A taxa de desemprego em Portugal pode atingir um nível superior a 10 por cento da população activa, estimou o economista João Ferreira do Amaral num estudo divulgado esta quinta-feira.

«Salvo qualquer recuperação rápida que não está neste momento no horizonte, é muito plausível que a taxa de desemprego em Portugal possa atingir um nível superior a 10 por cento da população activa», refere o economista no estudo apresentado numa conferência internacional da UGT.

«Se tal vier a suceder porá problemas novos à sociedade portuguesa e obrigará a intensificar, de forma clara, as políticas de apoio aos desempregados e de reforço da melhoria da empregabilidade dos que se encontram no desemprego».

Intitulado «Estudo sobre a Evolução Recente e o Futuro da Economia Portuguesa», o documento mostra que o desenrolar da actual crise ao contagiar a economia real a partir da crise financeira provocou «uma quebra geral da actividade económica, que ainda persiste e que tem feito aumentar rapidamente o número de desempregados».

Segundo João Ferreira do Amaral, ainda é contudo cedo para antever até onde irá a quebra da actividade e o consequente aumento do desemprego a nível mundial.

No que respeita a Portugal, diz, a queda da actividade é «pronunciada» e o aumento do desemprego é também «claramente visível».

Num contexto «difícil» como o actual, especial motivo de preocupação no entender do economista será o reaparecimento de «reacções xenófobas relativamente aos imigrantes».

«Tais reacções afectarão os emigrantes portugueses em especial na Europa mas também os imigrantes em Portugal».

Para o docente do ISEG, a concertação europeia de políticas de combate a estas reacções é «uma necessidade que se adensará à medida que o desemprego aumenta».

No estudo, João Ferreira do Amaral sublinha ainda algumas debilidades da economia portuguesa decorrentes da perda de competitividade e da estagnação económica.

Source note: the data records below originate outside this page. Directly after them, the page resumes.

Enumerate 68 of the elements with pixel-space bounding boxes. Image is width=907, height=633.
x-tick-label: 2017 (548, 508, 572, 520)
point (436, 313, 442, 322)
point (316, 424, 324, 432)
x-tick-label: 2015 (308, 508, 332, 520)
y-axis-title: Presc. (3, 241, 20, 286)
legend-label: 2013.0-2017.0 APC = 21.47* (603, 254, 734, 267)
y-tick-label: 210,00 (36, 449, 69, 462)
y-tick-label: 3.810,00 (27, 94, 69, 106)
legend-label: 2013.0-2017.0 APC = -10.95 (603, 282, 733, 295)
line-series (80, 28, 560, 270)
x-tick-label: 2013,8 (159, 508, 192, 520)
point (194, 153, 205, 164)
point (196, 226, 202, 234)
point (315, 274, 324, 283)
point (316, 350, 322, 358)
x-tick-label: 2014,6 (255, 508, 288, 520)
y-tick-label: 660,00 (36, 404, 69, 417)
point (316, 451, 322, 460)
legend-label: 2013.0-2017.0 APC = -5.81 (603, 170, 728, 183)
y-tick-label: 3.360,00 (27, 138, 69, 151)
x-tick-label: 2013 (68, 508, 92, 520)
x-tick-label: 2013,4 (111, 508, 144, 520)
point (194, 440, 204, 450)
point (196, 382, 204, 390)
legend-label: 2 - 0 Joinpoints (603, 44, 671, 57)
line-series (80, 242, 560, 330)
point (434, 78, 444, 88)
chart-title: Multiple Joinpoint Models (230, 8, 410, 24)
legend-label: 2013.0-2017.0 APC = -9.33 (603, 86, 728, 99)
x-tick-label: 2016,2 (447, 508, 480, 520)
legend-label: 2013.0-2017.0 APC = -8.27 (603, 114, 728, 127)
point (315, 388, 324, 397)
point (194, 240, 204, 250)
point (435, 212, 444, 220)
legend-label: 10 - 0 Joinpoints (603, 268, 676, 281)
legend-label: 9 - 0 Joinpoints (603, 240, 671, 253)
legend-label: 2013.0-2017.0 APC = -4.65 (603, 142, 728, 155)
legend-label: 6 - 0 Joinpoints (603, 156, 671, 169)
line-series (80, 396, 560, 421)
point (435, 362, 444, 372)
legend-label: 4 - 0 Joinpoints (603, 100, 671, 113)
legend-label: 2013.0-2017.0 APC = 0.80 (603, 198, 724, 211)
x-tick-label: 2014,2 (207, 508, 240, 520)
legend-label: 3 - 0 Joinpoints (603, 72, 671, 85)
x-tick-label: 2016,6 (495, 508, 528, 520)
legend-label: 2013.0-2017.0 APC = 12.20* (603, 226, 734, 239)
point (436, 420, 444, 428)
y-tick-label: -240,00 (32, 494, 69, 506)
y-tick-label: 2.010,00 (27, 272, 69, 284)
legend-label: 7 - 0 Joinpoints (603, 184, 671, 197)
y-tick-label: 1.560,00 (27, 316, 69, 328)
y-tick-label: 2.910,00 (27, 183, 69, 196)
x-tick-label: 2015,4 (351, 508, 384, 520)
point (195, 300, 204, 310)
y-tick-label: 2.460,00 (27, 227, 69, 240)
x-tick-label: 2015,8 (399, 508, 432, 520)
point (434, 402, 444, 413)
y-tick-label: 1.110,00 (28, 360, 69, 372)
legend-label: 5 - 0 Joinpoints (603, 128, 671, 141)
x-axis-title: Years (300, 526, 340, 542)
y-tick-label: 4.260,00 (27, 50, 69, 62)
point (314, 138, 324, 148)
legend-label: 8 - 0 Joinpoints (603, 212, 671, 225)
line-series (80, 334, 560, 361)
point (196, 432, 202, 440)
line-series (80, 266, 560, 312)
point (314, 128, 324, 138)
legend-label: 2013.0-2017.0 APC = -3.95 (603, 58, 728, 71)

«O facto do nível médio de vida da população portuguesa ter praticamente estagnado desde o início do século significa que muitas das famílias portuguesas viram reduzir o seu nível de vida e portanto não têm muita margem para enfrentar as consequências de uma crise económica que se prevê profunda e prolongada».

Por outro lado, continua, a perda de competitividade gerou um «elevadíssimo nível de endividamento externo», que se torna muito mais difícil de financiar nas actuais circunstâncias e que teve como contrapartida um correspondente elevado nível de endividamento interno.

Este alto nível de endividamento interno, «muito mais difícil de suportar dadas as restrições ao crédito decorrentes da crise» vai por isso limitar ainda mais a possibilidade de crescimento da procura interna.

Face a estas debilidades, no entender de João Ferreira do Amaral, existe neste momento «o sério risco da economia portuguesa entrar em recessão profunda, possivelmente mesmo em depressão».

O que a política económica portuguesa poderá fazer para minorar estes riscos é usar a política orçamental reduzindo impostos e ou aumentando a despesa, em particular de investime1nto e de apoio ao emprego e aos desempregados para estimular a procura interna e evitar na medida do possível um aumento muito grande do desemprego.

O que pode fazer além disso é usar a Caixa Geral de Depósitos para aumentar o crédito às empresas e facilitar a solvência das famílias mais endividadas.